É Garrincha, é Eusébio

O barulho da festa aumenta na rua e surge outro texto sobre o futebol, agora do brasileiro Vinícius de Moraes, «O Anjo de Pernas Tortas»: «A um passe de Didi, Garrincha avança / Colado o couro aos pés, o olhar atento / Dribla um, dribla dois, depois descansa / Como a medir o lance do momento.» Ao ler estas palavras somos transportados para o estádio – um qualquer – e ficamos suspensos da técnica de Garrincha. Não se sabe que se trata do melhor extremo direito de todos os tempos? Não importa, pois encarna todos os jogadores de futebol. Temos os olhos em cima dele, que aqui significa ler as palavras projectando na nossa mente imagens de um protagonista que se está a preparar para marcar o golo. E lá vai ele a passar pelos adversários, rápido, com estilo, gracioso. E os olhos não se despregam dos versos, o mesmo é dizer do jogador. Porque aqui, graças ao poeta, um são o outro. À nossa frente estão o jogador, duas equipas, um relvado brilhante ao sol. Só não sabemos a cor das camisolas.

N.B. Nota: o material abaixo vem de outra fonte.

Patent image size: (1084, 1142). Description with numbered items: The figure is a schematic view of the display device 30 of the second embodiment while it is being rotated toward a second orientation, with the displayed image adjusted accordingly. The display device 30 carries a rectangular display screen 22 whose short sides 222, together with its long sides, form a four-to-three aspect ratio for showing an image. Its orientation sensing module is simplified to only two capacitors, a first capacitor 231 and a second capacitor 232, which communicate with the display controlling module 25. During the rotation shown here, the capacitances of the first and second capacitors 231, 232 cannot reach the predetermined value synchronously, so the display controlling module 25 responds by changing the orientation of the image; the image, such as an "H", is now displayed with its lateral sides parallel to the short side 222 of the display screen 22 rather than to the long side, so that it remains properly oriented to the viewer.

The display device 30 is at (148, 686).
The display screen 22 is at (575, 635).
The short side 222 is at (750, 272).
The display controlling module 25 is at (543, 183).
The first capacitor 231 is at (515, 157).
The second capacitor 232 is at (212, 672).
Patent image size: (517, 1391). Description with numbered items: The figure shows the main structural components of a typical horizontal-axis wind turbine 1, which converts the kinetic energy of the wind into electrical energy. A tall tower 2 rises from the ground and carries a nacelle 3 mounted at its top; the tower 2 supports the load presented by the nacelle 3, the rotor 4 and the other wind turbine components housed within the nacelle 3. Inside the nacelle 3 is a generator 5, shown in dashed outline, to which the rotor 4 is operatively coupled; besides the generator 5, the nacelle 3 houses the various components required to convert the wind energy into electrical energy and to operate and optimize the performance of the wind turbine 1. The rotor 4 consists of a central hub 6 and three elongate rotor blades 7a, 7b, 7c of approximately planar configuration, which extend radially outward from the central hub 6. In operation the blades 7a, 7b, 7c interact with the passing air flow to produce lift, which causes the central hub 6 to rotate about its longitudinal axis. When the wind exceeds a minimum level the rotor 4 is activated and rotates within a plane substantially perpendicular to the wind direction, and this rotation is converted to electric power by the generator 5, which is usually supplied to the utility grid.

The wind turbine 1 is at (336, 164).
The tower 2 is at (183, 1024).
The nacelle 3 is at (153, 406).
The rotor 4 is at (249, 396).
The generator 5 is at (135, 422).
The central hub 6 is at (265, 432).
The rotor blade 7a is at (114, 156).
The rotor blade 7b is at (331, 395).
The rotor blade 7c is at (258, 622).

Há mais: «Vem-lhe o pressentimento; ele se lança / Mais rápido que o próprio pensamento, / Dribla mais um, mais dois; a bola traça / Feliz, entre seus pés – um pé de vento!» Já estamos levantados na bancada, já quase antecipamos o golo, já no peito se agita a tal alegria, colado ao medo da fustração. Será desta que marcamos? O jogador não é da nossa equipa? É, sim, porque a nossa equipa é o futebol. «Num só transporte, a multidão contrita / Em ato de morte se levanta e grita / Seu uníssono canto de esperança. // Garrincha, o anjo, escuta e atende: Gooooool! / É pura imagem: um G que chuta um O / Dentro da meta, um L. É pura dança!» É onomatopeia, é vida. Golo! Golo! Golo! É de Garrincha, é de Eusébio, é de Peyroteu, é do Águas, é de Matateu, é de Jardel, é de Gomes, é de Distéfano, é de Maradona, é de Pelé.
São todos eles anjos sem asas, mas com pés divinos, que transportam a bola e dela fazem o que querem, como uma extensão do corpo, vai para lá, passa entre estes adversários, faz ressalto ali, entra na grande baliza que está aqui à frente. Golo! É a festa do quotidiano, da vida simples, do domingo de sol, do jogo seguido pelas vozes entusiastas de quem faz os relatos na rádio, das imagens mornas na televisão à noite, dos empurrões no estádio, dos cânticos de incentivo aos jogadores em coro, das vibrações colectivas, da projecção de milhares na bola.
Na rua o ruído cresce, a festa prossegue. Vai mais um poema? «A bola não é a inimiga / como o touro, numa corrida; / e, embora seja um utensílio / caseiro e que se usa sem risco, / não é o utensílio impessoal, / sempre manso, de gesto usual: / é um utensílio semivivo, / de reações próprias como bicho / e que, como bicho, é mister / (mais que bicho, como mulher) / usar com malícia e atenção / dando aos pés astúcias de mão.» João Cabral de Melo Neto assina.